O que a correria pode nos causar: Peça a Deus o equilíbrio!!!!!

Olá amados irmãos! Como pensar a correria diária e ainda cuidar do nosso tempo com Deus? Está é a proposta desta nova postagem, levar a reflexão sobre a rotina diária através das palavras sábias do Padre Joãozinho, SCJ.

“Encontro muitas pessoas que me perguntam: “E aí, padre, correndo muito?”. No começo, eu sentia a obrigação de fazer um relatório completo das mil e uma atividades que me roubavam preciosas horas de sono e ocupavam minha escrivaninha com montes e montes de pastas a considerar e agendas que eu deveria cumprir. Aos poucos, fui percebendo que a sociedade moderna está doente da síndrome da dispersão. Sim, já virou doença. Oestresse e a depressão são apenas sintomas dessa causa mais profunda.
Até o que seria um momento de lazer torna-se estressante naquele trânsito parado na descida ou na subida da serra, na padaria que não dá conta dos clientes de fim de semana ou na corrida por aquele pequeno lugar da disputada praia. Estamos doentes. As igrejas multiplicam pastorais e movimentos, nos quais, necessariamente, os cristãos devem estar engajados. Tudo bem.

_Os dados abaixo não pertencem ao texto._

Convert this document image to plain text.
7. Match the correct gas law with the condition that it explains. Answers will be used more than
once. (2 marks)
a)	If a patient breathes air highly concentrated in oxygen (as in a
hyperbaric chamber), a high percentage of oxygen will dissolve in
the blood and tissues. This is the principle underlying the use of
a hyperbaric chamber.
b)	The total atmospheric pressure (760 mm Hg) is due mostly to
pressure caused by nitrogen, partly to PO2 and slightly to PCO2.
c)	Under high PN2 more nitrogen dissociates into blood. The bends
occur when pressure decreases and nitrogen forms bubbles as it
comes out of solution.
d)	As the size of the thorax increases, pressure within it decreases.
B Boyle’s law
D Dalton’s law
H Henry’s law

Mas acontece que muitos pertencem a duas, três e até quatro pastorais e simplesmente vivem a semana toda na igreja, muito mais do que com suas próprias famílias.
Padres resolvem serem políticos e médicos pretendem serem gurus; psicólogos querem ser sacerdotes e políticos imaginam ser “deuses”.

Todos sentem a obrigação de saber quase nada sobre quase tudo. A superficialidade é filha primogênita da dispersão. Fazemos um amontoado de coisas sem qualidade. Somos obrigados a atingir metas de qualidade total… Ou seria de quantidade total?! Nesse caminho, a modernidade enlouquecerá.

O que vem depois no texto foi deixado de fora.